Tran isn't the only self-proclaimed ladies' man cashing in on his skills. Master PUAs often host workshops and boot camps, in addition to motivational speaking at conferences and events; some also serve as private dating coaches. Certainly, the heart of the seduction community remains in online forums and members-only sites, but a cottage industry has also emerged for men who desire real-world, hands-on training in pickup artistry. For instance, Jeremy Bonney -- who goes by Soul -- rakes in $1,500 a head for his eight-hour seminars [source: Harrell]. The entrance fee to the Love Systems Superconference, which promises to trot out a laundry list of PUA masters for a two-day seduction extravaganza, runs $3,997 [source: PUA-Conference.com].
For all of the time and money that some men invest into becoming a genuine PUA, is it worth it? Anecdotally, all the related handbooks, message boards and first-person accounts maintain that, yes, the system works. They started out as the average frustrated chump (AFC) and, like Strauss and Mystery, evolved into more confident, domineering Casanovas. Although no empirical studies can verify purported success rates, a recent academic survey indicates that some women are attracted to the PUAs' typically sexism-fueled pursuit. The communications researchers from the University of Kansas found that women who demonstrated sexist attitudes toward other women were more receptive to PUA-style aggressive pursuit [source: ScienceDaily].

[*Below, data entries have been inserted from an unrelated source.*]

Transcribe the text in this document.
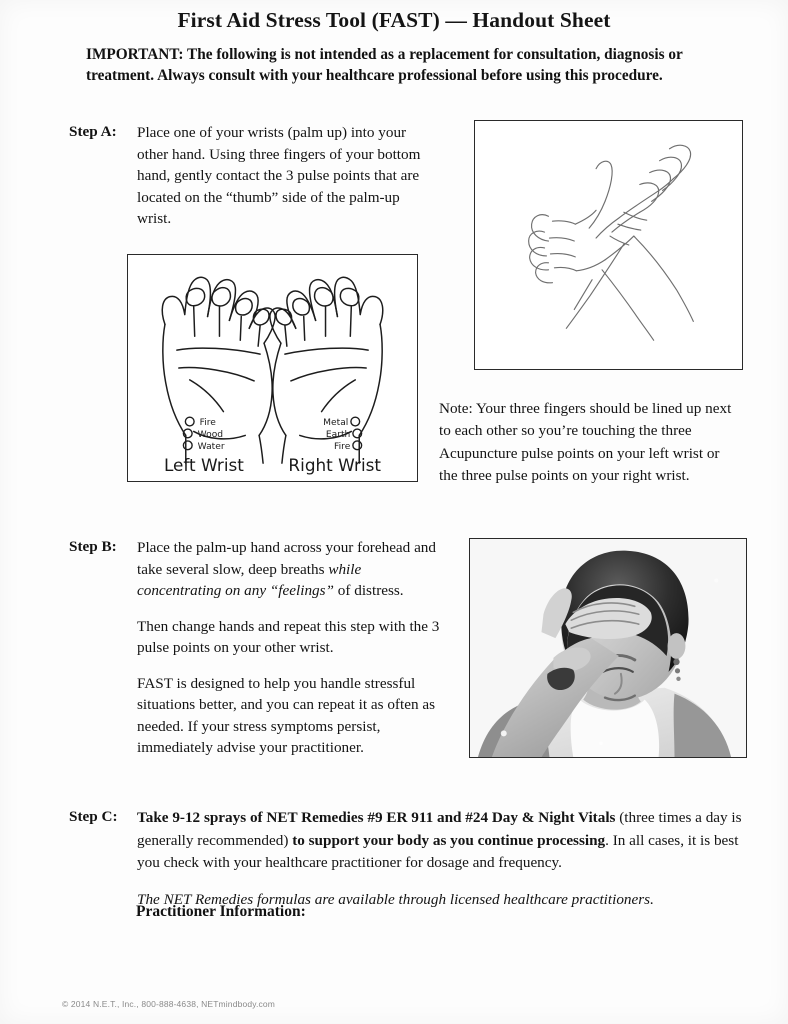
First Aid Stress Tool (FAST) — Handout Sheet
IMPORTANT: The following is not intended as a replacement for consultation, diagnosis or treatment. Always consult with your healthcare professional before using this procedure.
Step A: Place one of your wrists (palm up) into your other hand. Using three fingers of your bottom hand, gently contact the 3 pulse points that are located on the “thumb” side of the palm-up wrist.

Fire
Wood
Water
Left Wrist
Metal
Earth
Fire
Right Wrist
Note: Your three fingers should be lined up next to each other so you’re touching the three Acupuncture pulse points on your left wrist or the three pulse points on your right wrist.
Step B: Place the palm-up hand across your forehead and take several slow, deep breaths while concentrating on any “feelings” of distress.

Then change hands and repeat this step with the 3 pulse points on your other wrist.

FAST is designed to help you handle stressful situations better, and you can repeat it as often as needed. If your stress symptoms persist, immediately advise your practitioner.

Step C: Take 9-12 sprays of NET Remedies #9 ER 911 and #24 Day & Night Vitals (three times a day is generally recommended) to support your body as you continue processing. In all cases, it is best you check with your healthcare practitioner for dosage and frequency.

The NET Remedies formulas are available through licensed healthcare practitioners.

Practitioner Information:
© 2014 N.E.T., Inc., 800-888-4638, NETmindbody.com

Pop culture has also given PUAs a negative reputation. Reality shows and other publicity have emphasized the quirkier aspects of the seduction community -- loud wardrobes, nicknames and PUA lingo -- as well as its latent misogyny. Informing a woman that he's a PUA might earn a man instant rejection rather than an IOI, indication of interest. Opining about PUAs in the Washington Post in 2010, Ezra Klein also observed that online dating may have rendered pickup artistry obsolete [source: Klein]. Who needs to study up on how to walk up to women at a club when you can message one online? At the same time, Klein might not have realized that plenty of PUA message boards are buzzing with how to "sarge" in cyberspace. After all, the object of "The Game" is to never come down with a case of "oneitis"; the only way for Sisyphean PUAs to win is to keep on playing.